And what about tuition fees for enrollees in private schools, colleges, and universities?

Towards this end, the President “ordered the freezing of tuition in all state colleges and universities for the current school year and urged private higher education institutions (HEIs) to do the same in light of the rising prices of oil, food and other commodities.”

Selective

The presidential motive is sound but whether private institutions will acquiesce is something that needs watching.

When the school season opens next week, observers are worried that there would be a tremendous decline in the number of enrollees in both public and private schools.

The reason need not be over emphasized.

Thousands of parents are forced to choose between the imperatives of family survival and the need to educate the children.

Criticism

But militant student groups chided the so-called “selective” order of the President regarding the freeze on tuition fees.

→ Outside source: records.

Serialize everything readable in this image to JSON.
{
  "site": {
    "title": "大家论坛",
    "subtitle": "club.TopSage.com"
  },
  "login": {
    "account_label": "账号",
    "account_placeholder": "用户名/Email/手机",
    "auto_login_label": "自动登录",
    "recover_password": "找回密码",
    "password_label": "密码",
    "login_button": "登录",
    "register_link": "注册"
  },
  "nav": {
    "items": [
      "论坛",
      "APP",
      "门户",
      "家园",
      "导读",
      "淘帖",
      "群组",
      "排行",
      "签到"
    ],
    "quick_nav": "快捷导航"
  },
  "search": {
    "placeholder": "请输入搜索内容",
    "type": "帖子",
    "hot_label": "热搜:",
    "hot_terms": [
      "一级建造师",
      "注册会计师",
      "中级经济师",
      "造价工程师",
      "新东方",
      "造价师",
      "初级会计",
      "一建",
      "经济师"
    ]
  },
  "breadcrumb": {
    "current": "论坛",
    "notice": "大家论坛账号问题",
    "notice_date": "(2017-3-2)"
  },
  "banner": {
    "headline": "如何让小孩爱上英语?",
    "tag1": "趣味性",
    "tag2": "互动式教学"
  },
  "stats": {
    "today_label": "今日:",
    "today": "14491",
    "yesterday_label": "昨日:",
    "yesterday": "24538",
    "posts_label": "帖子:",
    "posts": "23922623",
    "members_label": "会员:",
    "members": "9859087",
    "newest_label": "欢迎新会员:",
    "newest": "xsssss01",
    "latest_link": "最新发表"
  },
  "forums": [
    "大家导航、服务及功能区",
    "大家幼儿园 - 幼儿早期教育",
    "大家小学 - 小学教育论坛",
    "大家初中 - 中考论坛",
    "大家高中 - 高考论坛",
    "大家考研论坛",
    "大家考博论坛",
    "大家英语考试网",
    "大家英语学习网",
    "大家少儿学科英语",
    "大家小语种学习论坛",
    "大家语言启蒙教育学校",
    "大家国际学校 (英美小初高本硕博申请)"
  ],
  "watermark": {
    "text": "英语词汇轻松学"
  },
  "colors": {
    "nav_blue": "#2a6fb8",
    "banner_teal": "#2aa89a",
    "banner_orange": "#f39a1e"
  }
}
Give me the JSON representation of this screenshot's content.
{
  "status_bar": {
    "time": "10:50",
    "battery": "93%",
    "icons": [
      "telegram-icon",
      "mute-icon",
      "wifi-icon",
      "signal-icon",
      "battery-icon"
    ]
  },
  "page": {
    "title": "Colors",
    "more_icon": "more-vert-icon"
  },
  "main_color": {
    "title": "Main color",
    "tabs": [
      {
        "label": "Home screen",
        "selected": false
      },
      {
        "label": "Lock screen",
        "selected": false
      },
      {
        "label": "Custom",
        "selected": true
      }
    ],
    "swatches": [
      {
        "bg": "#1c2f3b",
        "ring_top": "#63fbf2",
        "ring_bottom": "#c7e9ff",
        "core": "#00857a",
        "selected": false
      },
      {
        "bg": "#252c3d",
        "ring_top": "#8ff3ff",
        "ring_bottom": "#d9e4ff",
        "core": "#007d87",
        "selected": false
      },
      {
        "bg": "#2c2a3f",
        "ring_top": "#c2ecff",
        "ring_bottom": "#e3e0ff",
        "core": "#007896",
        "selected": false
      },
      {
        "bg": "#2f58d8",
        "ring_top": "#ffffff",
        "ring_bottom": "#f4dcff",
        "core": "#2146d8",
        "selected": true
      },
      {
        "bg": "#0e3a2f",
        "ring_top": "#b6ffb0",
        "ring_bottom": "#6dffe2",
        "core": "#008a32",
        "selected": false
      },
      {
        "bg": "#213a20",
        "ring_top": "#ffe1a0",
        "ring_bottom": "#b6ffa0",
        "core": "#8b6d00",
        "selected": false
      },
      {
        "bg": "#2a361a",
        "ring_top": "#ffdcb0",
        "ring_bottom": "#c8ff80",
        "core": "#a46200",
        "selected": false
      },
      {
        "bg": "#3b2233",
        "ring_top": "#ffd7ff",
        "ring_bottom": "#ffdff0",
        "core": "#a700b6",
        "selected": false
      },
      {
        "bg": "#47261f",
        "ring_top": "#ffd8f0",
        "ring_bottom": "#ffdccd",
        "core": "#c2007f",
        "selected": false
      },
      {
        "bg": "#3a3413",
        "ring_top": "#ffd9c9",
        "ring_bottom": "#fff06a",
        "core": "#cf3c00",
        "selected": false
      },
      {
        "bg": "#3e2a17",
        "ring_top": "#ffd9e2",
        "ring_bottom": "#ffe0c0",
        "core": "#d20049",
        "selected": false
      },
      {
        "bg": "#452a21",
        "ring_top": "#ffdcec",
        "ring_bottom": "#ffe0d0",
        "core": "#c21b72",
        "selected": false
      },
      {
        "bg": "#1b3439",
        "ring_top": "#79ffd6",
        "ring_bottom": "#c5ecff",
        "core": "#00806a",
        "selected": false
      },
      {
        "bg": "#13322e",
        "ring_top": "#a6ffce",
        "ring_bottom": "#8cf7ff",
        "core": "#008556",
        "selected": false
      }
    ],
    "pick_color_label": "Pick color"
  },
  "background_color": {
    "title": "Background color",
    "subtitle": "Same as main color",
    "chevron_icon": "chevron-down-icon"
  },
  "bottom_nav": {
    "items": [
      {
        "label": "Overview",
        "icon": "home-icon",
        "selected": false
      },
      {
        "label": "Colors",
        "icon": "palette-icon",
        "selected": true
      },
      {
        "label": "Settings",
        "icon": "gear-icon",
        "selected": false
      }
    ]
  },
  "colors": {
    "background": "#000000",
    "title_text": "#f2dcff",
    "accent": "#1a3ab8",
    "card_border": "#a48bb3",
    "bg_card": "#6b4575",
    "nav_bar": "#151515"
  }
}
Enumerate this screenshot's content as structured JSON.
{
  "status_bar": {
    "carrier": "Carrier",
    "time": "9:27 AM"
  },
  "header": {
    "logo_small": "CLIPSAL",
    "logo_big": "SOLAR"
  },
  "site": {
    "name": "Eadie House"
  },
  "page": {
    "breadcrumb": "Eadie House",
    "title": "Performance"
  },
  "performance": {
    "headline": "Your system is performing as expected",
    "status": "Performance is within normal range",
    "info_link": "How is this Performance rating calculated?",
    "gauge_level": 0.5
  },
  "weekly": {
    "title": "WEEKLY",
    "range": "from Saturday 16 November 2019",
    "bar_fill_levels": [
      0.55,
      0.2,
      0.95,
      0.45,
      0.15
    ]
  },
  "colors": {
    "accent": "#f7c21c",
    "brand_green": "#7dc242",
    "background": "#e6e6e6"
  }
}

They claim that an estimated 70 percent or thereabout of the nation’s college level students are enrolled in private schools.

They would have welcomed a more sweeping order from Malacañang that includes private HEIs.

The youth group Kabataang Pinoy and the National Union of Students of the Philippines asserts that the “exclusion of private tertiary schools only proves the emptiness of the much ballyhooed government support for tuition regulation.”

Soul-searching

Indeed, the school opening season is upon us again, the time when responsible heads of families are forced to make a decision on behalf of their progeny, a sort of do or die decision “that tries men’s soul,” to quote a phrase from a T. S. Eliot poem.

Indeed, it’s a season when private school owners, parents, and GMA should take an extra deep soul-searching for the nation’s youth.

For Bisaya stories from Cebu. Click here.

(May 28, 2008 issue)
Write letter to the editor.Click here.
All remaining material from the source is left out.